The most exciting moment of the day however was the totally unexpected capture of a young Broad-winged Hawk!!! Yes, at least three exclamation marks are necessary to indicate the tremendous moment of our first ever Broad-winged Hawk banded at Cabot Head. The mist nets used here are mostly for passerines and near-passerines, with a mesh size too small to readily entangle the unlucky bigger bird to hit them, like a grouse or a raptor larger than a Merlin or a Sharp-shinned Hawk. For example, in spring 2020, a young Northern Goshawk (!!!) hit a net right before my eyes, but it freed itself thrashing mightily. It perched in a tree right above the net, likely to catch its breath but seemingly to thumb its nose at me (to talon its beak at me?).

This time, we had the Broad-winged Hawk in our disbelieving hands, mindful of the sharp claws, easily untangling the net around its wings and body. The bird seemed as surprised as us about what was happening. Banding felt almost anticlimactic: clinching a “lock-on” band on its tarsus, measuring its wing chord, assessing its age (hatch-year), sex (unknown), weight (impossible: the scale goes only to 200g). After quickly taking lots of pictures, we released it into the sky where it belongs, wishing it good luck for its long migration to the northern reaches of South America! What a treat! Hard to believe but it is actually the second time that a Broad-winged Hawk was captured at Cabot Head: the first time was in spring 2007 but there was no band of the proper size and type to use. 
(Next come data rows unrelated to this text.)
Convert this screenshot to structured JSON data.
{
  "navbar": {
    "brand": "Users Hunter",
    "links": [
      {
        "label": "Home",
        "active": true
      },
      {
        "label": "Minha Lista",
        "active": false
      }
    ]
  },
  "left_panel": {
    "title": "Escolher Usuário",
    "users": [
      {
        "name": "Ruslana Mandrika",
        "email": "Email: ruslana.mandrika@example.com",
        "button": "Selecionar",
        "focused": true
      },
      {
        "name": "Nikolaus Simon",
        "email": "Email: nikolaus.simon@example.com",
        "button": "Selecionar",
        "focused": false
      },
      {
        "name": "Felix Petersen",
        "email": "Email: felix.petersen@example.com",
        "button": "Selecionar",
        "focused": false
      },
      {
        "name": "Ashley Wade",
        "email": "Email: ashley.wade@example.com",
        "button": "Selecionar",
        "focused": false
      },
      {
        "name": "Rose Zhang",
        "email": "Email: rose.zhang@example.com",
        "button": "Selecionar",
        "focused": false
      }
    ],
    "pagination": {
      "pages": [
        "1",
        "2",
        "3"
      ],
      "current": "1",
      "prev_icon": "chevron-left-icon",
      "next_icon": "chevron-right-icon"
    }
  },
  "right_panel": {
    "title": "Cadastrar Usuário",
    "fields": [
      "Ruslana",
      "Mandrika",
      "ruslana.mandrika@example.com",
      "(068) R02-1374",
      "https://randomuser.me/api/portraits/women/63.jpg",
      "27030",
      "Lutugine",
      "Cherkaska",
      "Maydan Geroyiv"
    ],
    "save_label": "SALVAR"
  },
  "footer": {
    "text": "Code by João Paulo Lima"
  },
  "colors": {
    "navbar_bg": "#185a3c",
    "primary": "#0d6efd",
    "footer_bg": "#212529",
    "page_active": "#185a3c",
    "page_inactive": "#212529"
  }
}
Imperceptibly but inexorably, birds are leaving us now, slowly disappearing from our woods, without a whisper of a good bye. One day, one sees a hummingbird still buzzing around. Then a few days pass and with a start one thinks: Was it the last for this year? Will I have to wait 8 months to see one returning from its warm winter retreat? But no, the unmistakable whirl of its wings is heard again, a respite for the final good bye. Or maybe that was it! This is the opposite of spring, when every day could bring an arrival: in the fall, one never knows when it is the very last bird one will see until the renewal of spring. As of this writing, Ruby-throated Hummingbirds were seen last on September 8. No need to despair yet: throughout the years, hummingbirds have been seen at Cabot Head up to mid, and even late, September. The last ever sighting was a very cold hummingbird on October 7, 2005. I remember picking it up from its perch to bring it to the hummingbird feeder I had neglected to take down: it was in such a torpor that it let me. But once filled with some sugar-laden water, it buzzed away!

Addendum: a male Ruby-throated Hummingbird flew past the porch on the evening of September 9; a fourth young Eastern Towhee was banded in the morning of September 10.